The boss of Croydon University Hospital said this winter has been one of the worst he has experienced in his 30 years in the NHS.

Matthew Kershaw also warned that Coronavirus was still prevalent at the South London hospital.

Speaking to a Croydon Council health and social care committee on Tuesday (January 24), he said: “I’ve worked in the NHS for over 30 years now and I would say at periods of the winter period we are now in it has been as difficult, if not more difficult than any of my previous years in the NHS.

“We have just gone through Covid and are still living with it. We have a number of patients in the trust who have got a positive Covid diagnosis so it has not completely gone away but it is of a different scale than it was two years ago.

“That was exceptionally difficult, largely because we were learning as we were going. What we’ve got now is an ongoing significant challenge to how urgent and emergency care services work for patients and the staff.

“I would say this is as difficult, if not more so, as what we dealt with in Covid times. There have been reductions in the standards we would aspire to and have achieved in the past in terms of the waits for urgent care.”

The latest NHS figures in December show that of the 13,792 patients that attended the hospital’s A&E 5,922 waited more than four hours to be seen.

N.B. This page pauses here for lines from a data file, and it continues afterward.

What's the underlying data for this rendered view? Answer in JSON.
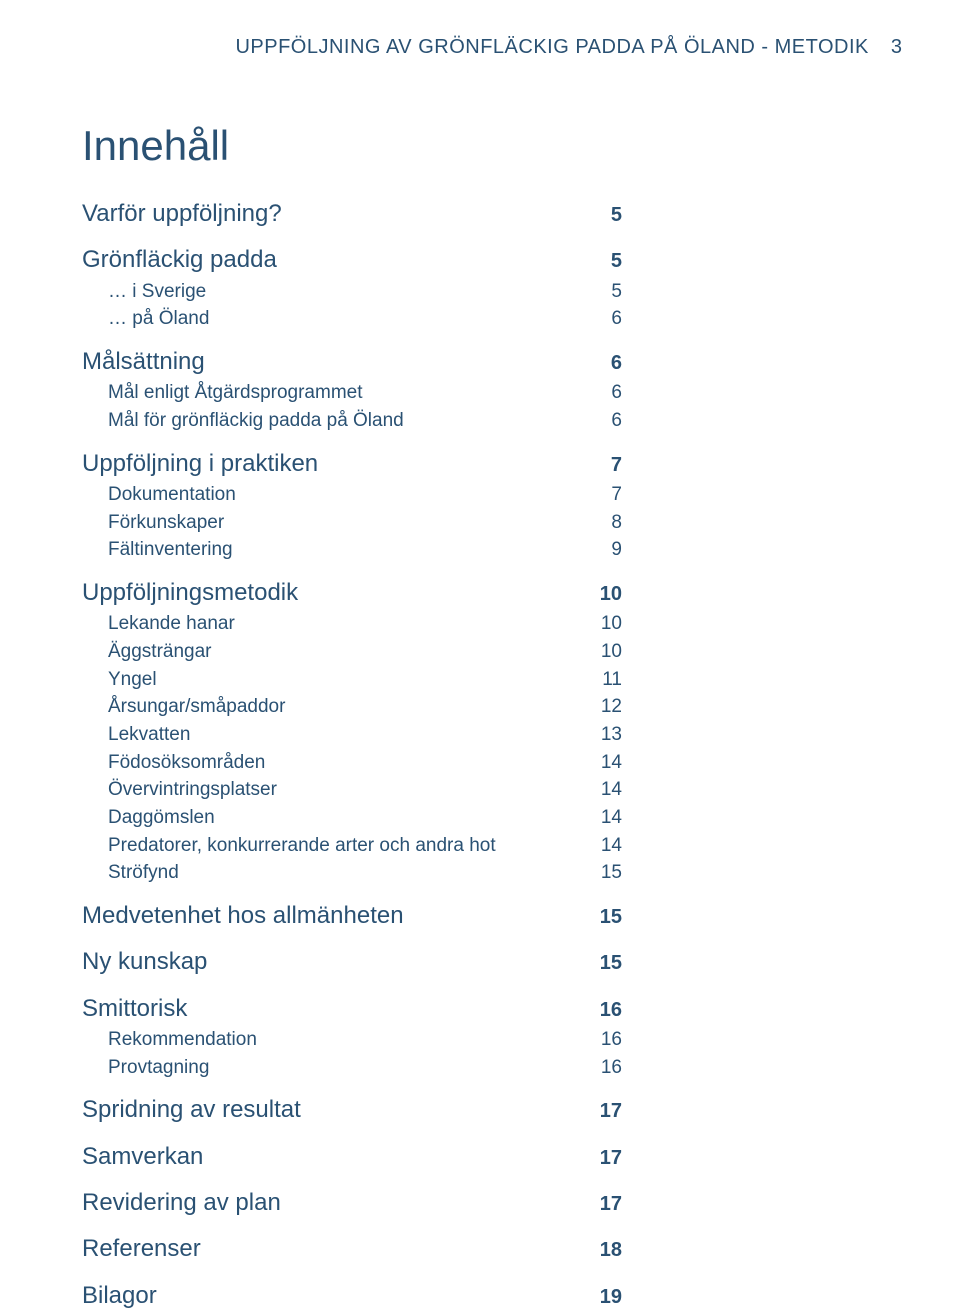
{
  "colors": {
    "text": "#2a5173",
    "background": "#ffffff"
  },
  "typography": {
    "header_fontsize": 20,
    "toc_title_fontsize": 42,
    "section_fontsize": 24,
    "section_num_fontsize": 20,
    "sub_fontsize": 19,
    "font_family": "Myriad Pro / Segoe UI / Helvetica"
  },
  "header": {
    "title": "UPPFÖLJNING AV GRÖNFLÄCKIG PADDA PÅ ÖLAND - METODIK",
    "page_number": "3"
  },
  "toc": {
    "title": "Innehåll",
    "sections": [
      {
        "label": "Varför uppföljning?",
        "page": "5",
        "items": []
      },
      {
        "label": "Grönfläckig padda",
        "page": "5",
        "items": [
          {
            "label": "… i Sverige",
            "page": "5"
          },
          {
            "label": "… på Öland",
            "page": "6"
          }
        ]
      },
      {
        "label": "Målsättning",
        "page": "6",
        "items": [
          {
            "label": "Mål enligt Åtgärdsprogrammet",
            "page": "6"
          },
          {
            "label": "Mål för grönfläckig padda på Öland",
            "page": "6"
          }
        ]
      },
      {
        "label": "Uppföljning i praktiken",
        "page": "7",
        "items": [
          {
            "label": "Dokumentation",
            "page": "7"
          },
          {
            "label": "Förkunskaper",
            "page": "8"
          },
          {
            "label": "Fältinventering",
            "page": "9"
          }
        ]
      },
      {
        "label": "Uppföljningsmetodik",
        "page": "10",
        "items": [
          {
            "label": "Lekande hanar",
            "page": "10"
          },
          {
            "label": "Äggsträngar",
            "page": "10"
          },
          {
            "label": "Yngel",
            "page": "11"
          },
          {
            "label": "Årsungar/småpaddor",
            "page": "12"
          },
          {
            "label": "Lekvatten",
            "page": "13"
          },
          {
            "label": "Födosöksområden",
            "page": "14"
          },
          {
            "label": "Övervintringsplatser",
            "page": "14"
          },
          {
            "label": "Daggömslen",
            "page": "14"
          },
          {
            "label": "Predatorer, konkurrerande arter och andra hot",
            "page": "14"
          },
          {
            "label": "Ströfynd",
            "page": "15"
          }
        ]
      },
      {
        "label": "Medvetenhet hos allmänheten",
        "page": "15",
        "items": []
      },
      {
        "label": "Ny kunskap",
        "page": "15",
        "items": []
      },
      {
        "label": "Smittorisk",
        "page": "16",
        "items": [
          {
            "label": "Rekommendation",
            "page": "16"
          },
          {
            "label": "Provtagning",
            "page": "16"
          }
        ]
      },
      {
        "label": "Spridning av resultat",
        "page": "17",
        "items": []
      },
      {
        "label": "Samverkan",
        "page": "17",
        "items": []
      },
      {
        "label": "Revidering av plan",
        "page": "17",
        "items": []
      },
      {
        "label": "Referenser",
        "page": "18",
        "items": []
      },
      {
        "label": "Bilagor",
        "page": "19",
        "items": []
      }
    ]
  }
}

A total of 535 patients waited more than 12 hours for a bed once a decision was made that they had to stay in hospital, this is up from the 442 who had such a long wait in November.

At a One Croydon Health and Care Board earlier this month, Lee McPhail, chief operating officer at the health trust, said measures taken by Croydon University Hospital meant patients were not being treated in corridors.

At the start of December, the hospital started using a discharge lounge, usually used for people waiting to leave hospital, as a place for patients to wait for a bed to become available.

It is usually used 10 hours a day, but has been expanded and turned into a 24/7 facility with 12 additional beds as well as a seating area.

This month, Croydon was picked as one of six hospitals nationally to take part in a pilot to free up hospital beds by giving people care in the community.

Croydon has been awarded £800,000 of funding to triple the number of residents who can continue their treatment at home once they are well enough to leave hospital.